Jakarta is the capital of Indonesia, a sweltering, steaming, heaving mass of people packed into a vast urban sprawl. All of the high points (bustling culture, events, sights) and low points (massive poverty, grinding traffic, crime, pollution) of a major Asian capital.
International flights land at Soekarno-Hatta Airport (CGK), to the north of the city. Visas are available on arrival, as well as ATMs and currency exchange services. Departure tax from CGK is Rp 100,000.
Getting around Jakarta is a problem: the traffic is horrendous and there is no urban rail system or canal boats to shortcut the mess.

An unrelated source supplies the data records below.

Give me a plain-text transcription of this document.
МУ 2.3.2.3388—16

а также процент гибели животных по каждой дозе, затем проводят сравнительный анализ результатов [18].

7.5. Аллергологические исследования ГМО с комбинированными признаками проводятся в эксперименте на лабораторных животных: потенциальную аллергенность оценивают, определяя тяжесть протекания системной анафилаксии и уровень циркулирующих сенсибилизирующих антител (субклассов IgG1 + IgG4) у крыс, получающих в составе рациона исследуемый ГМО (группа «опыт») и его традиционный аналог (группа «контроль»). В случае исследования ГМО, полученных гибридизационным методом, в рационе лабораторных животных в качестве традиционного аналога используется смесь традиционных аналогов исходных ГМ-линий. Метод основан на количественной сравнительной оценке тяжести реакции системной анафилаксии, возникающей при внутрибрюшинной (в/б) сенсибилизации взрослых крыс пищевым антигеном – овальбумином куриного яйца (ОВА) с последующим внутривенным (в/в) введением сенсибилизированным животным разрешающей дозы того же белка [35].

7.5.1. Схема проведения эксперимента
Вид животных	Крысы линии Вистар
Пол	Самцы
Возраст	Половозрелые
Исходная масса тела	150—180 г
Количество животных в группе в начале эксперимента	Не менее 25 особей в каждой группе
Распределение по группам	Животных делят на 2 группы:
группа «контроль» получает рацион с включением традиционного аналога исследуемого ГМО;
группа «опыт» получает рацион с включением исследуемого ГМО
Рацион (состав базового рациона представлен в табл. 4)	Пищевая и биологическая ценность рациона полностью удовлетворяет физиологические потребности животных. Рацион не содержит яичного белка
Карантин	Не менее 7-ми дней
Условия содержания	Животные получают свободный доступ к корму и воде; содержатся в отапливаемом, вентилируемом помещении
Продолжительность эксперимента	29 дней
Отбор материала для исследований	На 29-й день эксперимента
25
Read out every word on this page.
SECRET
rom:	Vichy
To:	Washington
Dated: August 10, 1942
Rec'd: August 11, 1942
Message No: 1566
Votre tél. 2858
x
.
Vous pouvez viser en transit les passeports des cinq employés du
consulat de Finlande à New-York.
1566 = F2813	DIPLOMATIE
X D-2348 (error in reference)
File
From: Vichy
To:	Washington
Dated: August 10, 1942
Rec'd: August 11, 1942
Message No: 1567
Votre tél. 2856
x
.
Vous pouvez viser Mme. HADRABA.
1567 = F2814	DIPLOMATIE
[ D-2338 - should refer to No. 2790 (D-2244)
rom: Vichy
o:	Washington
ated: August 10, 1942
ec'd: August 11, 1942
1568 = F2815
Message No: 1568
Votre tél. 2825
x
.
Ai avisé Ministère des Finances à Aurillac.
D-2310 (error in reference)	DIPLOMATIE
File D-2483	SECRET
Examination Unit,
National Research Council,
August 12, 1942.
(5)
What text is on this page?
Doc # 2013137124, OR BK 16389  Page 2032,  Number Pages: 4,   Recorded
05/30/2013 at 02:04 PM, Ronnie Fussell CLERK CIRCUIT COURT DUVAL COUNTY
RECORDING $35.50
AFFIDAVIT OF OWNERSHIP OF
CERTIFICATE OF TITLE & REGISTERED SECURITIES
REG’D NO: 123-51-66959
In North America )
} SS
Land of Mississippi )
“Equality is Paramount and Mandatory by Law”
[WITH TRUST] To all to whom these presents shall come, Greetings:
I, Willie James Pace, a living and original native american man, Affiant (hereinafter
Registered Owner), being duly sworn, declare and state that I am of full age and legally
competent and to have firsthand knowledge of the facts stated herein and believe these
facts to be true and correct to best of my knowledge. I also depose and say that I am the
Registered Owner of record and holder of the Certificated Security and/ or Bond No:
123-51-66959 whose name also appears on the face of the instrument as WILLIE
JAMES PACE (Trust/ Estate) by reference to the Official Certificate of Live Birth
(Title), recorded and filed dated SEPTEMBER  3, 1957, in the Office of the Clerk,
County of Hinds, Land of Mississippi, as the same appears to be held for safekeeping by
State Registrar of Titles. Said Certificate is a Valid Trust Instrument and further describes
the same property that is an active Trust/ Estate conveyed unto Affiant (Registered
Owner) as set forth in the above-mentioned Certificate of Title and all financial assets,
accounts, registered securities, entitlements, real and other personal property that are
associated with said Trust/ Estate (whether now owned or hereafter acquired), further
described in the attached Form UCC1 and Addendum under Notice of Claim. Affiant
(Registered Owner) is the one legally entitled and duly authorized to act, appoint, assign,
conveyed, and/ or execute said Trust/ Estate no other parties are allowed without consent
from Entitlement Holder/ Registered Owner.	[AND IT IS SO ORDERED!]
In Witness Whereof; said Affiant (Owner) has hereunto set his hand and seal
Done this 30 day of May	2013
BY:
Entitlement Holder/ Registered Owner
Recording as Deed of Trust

Most visitors opt to travel by taxi, which is cheap and occasionally even fast. There are a multitude of taxi companies of varying degrees of dependability, but the Blue Bird group is known for its reliability and will among other things actually use the meter. There are stories of foreigners being mugged by taxi drivers, but these are almost always associated with lesser known companies. Think twice about using the smaller companies if you are alone, and try to know the vague route - the driver might well take you a round-about route to avoid traffic, but you will know the general direction. It is also not uncommon for taxi drivers to be recent arrivals in Jakarta - they often don't know their way around and may be relying on you to direct them - establish that they know the way before you get in!
The Jakartan equivalent to the Thailand's tuk-tuks is the bajaj, mutant motorcycles souped up to carry passengers. Determine the fare before you get in, they can be cheaper than taxis, but only if you haggle.